Las piezas exhibidas revelan cierta contigüidad que favorece el diálogo interno. Las obras se entregan a una fluida comunicación que remite a esa comprensión del mundo como un devenir sin fin. La ilusión del negativo y positivo, las vías y ranuras de las obras, sugieren dicha complementariedad en un continuum que recuerda, asimismo, el planteamiento, rupturista en su tiempo, de la ‘endless house’ del diseñador norteamericano de origen austriaco. «Es algo esencial que no requiere de la mirada del otro para ser», apunta y, aunque habla de la construcción del individuo sin aditamentos, también se refiere a la vertiente colectiva, a la capacidad del artista para transformar la sociedad, en esa confianza de cambio que hunde sus raíces en los movimientos militantes de los años sesenta y setenta.
La pretensión de compartir vincula esta fase del trabajo de Naia del Castillo con la anterior, aquella en la que cuestionaba nuestra forma de aparecer ante el otro. También, como sucede en etapas previas, el cromatismo posee una importancia capital en su propuesta estética. «El color es importante porque hace vibrar el espacio y esa agitación la trasladas al espectador», aduce. Frente a las piezas que pueden exigir una reflexión más profunda, la autora apela a lo escultórico desde la presencialidad y la experiencia sensitiva, nos invita a esa percepción de una energía intensa y primigenia.

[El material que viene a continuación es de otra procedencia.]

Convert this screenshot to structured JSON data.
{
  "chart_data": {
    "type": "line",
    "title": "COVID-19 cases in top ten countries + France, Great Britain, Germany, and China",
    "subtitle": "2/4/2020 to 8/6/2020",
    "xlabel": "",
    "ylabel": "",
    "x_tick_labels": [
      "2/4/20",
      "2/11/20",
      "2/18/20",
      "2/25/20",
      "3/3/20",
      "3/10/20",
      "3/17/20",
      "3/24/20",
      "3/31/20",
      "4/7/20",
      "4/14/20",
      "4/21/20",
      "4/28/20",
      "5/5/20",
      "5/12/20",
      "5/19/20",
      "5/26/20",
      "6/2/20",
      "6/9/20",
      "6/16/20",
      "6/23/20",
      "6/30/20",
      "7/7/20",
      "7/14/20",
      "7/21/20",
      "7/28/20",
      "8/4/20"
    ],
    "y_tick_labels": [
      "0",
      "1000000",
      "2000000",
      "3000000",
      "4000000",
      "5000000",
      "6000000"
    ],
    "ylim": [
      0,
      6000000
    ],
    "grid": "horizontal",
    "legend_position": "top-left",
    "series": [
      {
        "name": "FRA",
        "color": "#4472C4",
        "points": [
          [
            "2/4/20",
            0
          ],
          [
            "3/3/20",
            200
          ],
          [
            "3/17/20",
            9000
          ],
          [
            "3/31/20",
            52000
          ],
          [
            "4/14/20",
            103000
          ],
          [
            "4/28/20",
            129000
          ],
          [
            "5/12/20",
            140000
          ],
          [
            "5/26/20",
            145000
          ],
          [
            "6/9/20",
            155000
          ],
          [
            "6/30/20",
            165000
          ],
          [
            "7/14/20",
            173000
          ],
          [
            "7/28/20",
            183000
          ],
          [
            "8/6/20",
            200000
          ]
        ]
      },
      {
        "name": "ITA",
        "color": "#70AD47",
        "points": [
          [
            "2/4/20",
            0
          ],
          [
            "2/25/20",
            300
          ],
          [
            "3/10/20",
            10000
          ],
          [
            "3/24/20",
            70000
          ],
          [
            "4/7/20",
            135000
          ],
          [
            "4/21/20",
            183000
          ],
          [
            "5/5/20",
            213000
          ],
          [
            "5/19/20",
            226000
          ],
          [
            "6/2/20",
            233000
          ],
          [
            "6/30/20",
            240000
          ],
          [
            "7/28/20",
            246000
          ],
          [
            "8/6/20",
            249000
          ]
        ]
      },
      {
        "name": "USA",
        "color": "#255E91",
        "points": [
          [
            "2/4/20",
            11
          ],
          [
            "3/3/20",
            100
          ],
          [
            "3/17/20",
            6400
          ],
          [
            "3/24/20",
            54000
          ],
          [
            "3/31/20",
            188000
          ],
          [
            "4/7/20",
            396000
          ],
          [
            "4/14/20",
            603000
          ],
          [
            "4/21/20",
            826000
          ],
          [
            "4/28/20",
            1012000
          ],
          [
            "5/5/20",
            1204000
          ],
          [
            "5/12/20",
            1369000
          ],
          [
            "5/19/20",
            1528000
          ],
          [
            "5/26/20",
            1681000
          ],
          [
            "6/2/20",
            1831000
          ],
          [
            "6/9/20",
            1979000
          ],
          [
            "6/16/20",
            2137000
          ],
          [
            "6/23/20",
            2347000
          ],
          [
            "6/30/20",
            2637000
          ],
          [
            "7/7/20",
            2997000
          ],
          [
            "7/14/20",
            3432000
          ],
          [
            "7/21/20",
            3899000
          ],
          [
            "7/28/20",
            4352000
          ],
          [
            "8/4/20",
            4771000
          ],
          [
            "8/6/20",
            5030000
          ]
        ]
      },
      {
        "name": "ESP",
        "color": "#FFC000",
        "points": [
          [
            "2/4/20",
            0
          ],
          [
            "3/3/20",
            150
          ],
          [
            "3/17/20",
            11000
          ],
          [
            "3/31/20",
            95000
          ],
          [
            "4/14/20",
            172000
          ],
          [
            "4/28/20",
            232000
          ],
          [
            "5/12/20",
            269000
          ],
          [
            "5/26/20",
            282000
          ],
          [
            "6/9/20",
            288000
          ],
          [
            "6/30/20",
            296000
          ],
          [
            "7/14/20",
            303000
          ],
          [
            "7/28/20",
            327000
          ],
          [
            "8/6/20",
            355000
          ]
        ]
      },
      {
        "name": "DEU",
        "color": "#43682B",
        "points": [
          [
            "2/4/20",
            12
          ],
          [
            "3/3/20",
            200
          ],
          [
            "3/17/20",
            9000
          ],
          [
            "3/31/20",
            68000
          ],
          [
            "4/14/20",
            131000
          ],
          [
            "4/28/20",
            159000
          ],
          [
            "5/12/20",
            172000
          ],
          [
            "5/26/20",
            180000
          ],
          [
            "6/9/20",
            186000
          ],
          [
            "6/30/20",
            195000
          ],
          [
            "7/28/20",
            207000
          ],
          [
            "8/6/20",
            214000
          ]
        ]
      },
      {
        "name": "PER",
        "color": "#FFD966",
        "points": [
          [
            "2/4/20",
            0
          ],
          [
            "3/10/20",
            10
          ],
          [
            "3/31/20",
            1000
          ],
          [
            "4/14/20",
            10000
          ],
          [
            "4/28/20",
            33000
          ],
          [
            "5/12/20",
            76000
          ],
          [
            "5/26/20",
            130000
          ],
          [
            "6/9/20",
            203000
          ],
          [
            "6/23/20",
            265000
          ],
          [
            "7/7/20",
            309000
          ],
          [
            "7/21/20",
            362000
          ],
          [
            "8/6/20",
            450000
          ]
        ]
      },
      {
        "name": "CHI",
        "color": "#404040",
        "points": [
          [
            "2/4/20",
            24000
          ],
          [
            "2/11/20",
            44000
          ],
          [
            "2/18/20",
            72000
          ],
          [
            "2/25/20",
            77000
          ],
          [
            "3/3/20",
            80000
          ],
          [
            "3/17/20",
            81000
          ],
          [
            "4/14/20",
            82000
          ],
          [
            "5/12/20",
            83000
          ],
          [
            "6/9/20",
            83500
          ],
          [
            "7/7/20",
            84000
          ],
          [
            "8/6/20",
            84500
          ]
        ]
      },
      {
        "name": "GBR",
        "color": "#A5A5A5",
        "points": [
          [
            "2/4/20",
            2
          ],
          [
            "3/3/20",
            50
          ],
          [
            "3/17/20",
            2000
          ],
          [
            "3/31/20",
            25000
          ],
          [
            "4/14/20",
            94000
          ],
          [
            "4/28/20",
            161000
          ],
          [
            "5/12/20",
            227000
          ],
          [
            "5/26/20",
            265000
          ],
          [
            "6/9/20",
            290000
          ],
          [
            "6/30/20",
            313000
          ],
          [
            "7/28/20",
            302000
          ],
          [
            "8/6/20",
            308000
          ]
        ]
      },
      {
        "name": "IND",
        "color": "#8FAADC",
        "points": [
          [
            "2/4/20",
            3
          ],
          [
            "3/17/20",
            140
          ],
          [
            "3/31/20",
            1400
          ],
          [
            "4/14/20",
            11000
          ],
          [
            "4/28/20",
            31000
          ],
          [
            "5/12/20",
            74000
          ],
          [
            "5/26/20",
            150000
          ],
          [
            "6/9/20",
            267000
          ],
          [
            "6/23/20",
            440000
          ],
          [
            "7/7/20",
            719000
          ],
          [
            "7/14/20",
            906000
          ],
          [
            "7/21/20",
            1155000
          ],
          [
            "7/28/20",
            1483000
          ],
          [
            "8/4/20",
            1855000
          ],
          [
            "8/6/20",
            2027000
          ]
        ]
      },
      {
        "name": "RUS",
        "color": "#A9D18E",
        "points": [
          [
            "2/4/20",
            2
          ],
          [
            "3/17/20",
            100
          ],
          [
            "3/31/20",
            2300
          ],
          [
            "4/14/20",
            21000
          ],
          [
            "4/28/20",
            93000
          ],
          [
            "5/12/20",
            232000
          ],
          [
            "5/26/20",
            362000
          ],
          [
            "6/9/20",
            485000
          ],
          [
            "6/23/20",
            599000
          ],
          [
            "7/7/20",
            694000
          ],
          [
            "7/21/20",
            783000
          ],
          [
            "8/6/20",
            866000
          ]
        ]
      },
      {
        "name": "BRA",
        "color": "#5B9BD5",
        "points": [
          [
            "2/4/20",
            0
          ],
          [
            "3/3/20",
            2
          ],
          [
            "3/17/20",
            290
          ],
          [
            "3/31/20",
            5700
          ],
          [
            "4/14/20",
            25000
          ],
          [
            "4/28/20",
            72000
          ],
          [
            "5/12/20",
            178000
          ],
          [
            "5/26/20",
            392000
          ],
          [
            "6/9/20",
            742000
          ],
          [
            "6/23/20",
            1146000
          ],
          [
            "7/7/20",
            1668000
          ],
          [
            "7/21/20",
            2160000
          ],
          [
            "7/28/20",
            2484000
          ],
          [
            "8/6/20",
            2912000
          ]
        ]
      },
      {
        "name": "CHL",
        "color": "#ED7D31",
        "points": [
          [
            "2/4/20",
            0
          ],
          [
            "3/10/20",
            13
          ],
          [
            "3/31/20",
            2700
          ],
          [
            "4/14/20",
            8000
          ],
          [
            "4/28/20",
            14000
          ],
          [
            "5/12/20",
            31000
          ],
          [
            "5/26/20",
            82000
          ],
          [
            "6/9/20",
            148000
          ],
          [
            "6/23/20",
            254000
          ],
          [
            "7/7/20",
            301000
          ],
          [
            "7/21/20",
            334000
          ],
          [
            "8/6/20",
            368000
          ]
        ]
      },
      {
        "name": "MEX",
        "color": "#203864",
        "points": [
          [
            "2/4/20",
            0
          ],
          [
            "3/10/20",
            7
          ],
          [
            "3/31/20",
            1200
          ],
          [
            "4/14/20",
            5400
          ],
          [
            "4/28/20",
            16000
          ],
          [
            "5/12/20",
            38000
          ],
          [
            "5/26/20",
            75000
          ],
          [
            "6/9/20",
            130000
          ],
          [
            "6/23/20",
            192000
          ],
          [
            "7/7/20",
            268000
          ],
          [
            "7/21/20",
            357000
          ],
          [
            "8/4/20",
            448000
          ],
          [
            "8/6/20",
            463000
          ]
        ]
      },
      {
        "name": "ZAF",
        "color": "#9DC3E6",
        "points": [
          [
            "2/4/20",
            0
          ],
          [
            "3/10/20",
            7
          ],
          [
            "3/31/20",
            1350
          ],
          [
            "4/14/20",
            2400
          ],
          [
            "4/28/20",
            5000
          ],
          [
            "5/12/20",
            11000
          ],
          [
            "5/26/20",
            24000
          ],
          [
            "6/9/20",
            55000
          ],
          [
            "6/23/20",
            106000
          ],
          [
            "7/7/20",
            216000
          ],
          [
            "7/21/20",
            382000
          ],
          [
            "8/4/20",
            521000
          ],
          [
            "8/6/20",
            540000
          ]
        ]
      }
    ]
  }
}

El sistema continúa por su propia inercia, pero se producen variaciones que también evocan cierta naturaleza proteica. «Tienen lugar desviaciones que propician el desarrollo, que la vida aparezca de otra amena», alega, estableciendo una dualidad motora entre el carácter sistémico y la fecunda irrupción de lo disruptivo.
Un gesto conduce al otro y el taller es un lugar donde tiene lugar esas conexiones inesperadas, según confiesa la escultora, una de las figuras de la plástica vasca contemporánea. «La creación es una concatenación de decisiones que vas tomando en el presente», afirma y reconoce la importancia de, a la hora de enfrentarse a la creación, establecer tres territorios, uno intelectual, otro sensitivo y un tercero de carácter empírico, «que han de encontrarse y generar que todo funcione en último término».